QUAL È LA CANZONE PIÙ TRISTE DEL TUO ALBUM, FIGURE, E PERCHÉ?
È una bella sfida, ma l’ambito premio credo spetti a Robot. È un pezzo che racconta in prima persona il vagare di un uomo così disperato da mettere in dubbio la propria stessa natura umana, attraverso dei flash non troppo consequenziali, come i pensieri di una persona in stato confusionale. Fatico a immaginare qualcosa di più triste. E poi la musica è un alternarsi di atmosfere d’oltralpe, con una specie di similfisarmonica, e irruzioni drammatiche di un’orchestra, rigorosamente e orgogliosamente ricreata in laboratorio anch’essa. D’altra parte, se una simulazione è verosimile, resta poco margine per riconoscerne la vera natura di simulazione. Philip Dick docet.

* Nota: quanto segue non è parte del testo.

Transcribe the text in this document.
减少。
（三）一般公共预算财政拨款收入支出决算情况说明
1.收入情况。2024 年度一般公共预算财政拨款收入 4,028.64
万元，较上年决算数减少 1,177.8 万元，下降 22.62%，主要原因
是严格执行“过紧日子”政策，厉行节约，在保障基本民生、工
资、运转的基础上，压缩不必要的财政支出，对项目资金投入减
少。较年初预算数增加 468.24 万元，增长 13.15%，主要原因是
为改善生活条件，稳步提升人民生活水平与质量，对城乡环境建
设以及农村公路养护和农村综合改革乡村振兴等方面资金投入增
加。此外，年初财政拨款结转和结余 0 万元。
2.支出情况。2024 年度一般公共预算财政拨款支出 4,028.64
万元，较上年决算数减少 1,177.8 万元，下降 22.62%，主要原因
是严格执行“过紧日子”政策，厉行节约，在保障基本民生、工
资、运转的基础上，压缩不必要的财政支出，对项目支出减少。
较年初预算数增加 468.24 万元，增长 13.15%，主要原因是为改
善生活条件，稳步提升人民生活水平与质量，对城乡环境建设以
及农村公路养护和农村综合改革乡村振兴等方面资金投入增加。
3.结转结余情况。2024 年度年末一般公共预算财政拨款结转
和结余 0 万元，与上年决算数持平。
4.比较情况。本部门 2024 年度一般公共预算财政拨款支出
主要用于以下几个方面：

E QUAL È INVECE LA CANZONE PIÙ FELICE DELL’ALBUM?
Direi Deltaplani, che prospetta una via di fuga dal mondo, un arcobaleno sognato da un vecchio bambino. Oddio, a ben vedere è intrisa di una malinconia tipica del classico rimpianto del passato che non tornerà. Ma finché dura, il sogno è certamente un bel sogno da sognare. Musicalmente la più allegra è senza dubbio Figure strane: infatti parla dell’alienazione e degli schermi cui siamo soggiogati, dal punto di vista di un misantropo che non vuole più uscire di casa ma vi è costretto dalle esigenze fisiologiche del suo cane.

IN CHE MODO LA TUA MUSICA POTREBBE RENDERE FELICE CHI L’ASCOLTA?
Nell’unico modo in cui lo può fare: suscitando delle emozioni. Il bello della rappresentazione in generale è che qualsiasi emozione riprodotta è benefica, che sia gioia, ma anche paura, tristezza, violenza, schifo. Naturalmente ci va l’ingegno e l’impegno per architettare una struttura che possa veicolare quell’emozione, con una qualche sua coerenza interna che ne incentivi la fruizione. In parole povere, devi fare in modo che la tua opera sia bella. Io spero di esserci riuscito. Altrimenti mi accontento di essermi impegnato a fondo in questa cosa e di essere contento di ciò che ho fatto.

QUALI SONO LE TUE TRE CANZONI TRISTI PREFERITE DI SEMPRE?
Late Night di Syd Barrett, Quella cosa in Lombardia di Jannacci e Despacito, non so di chi.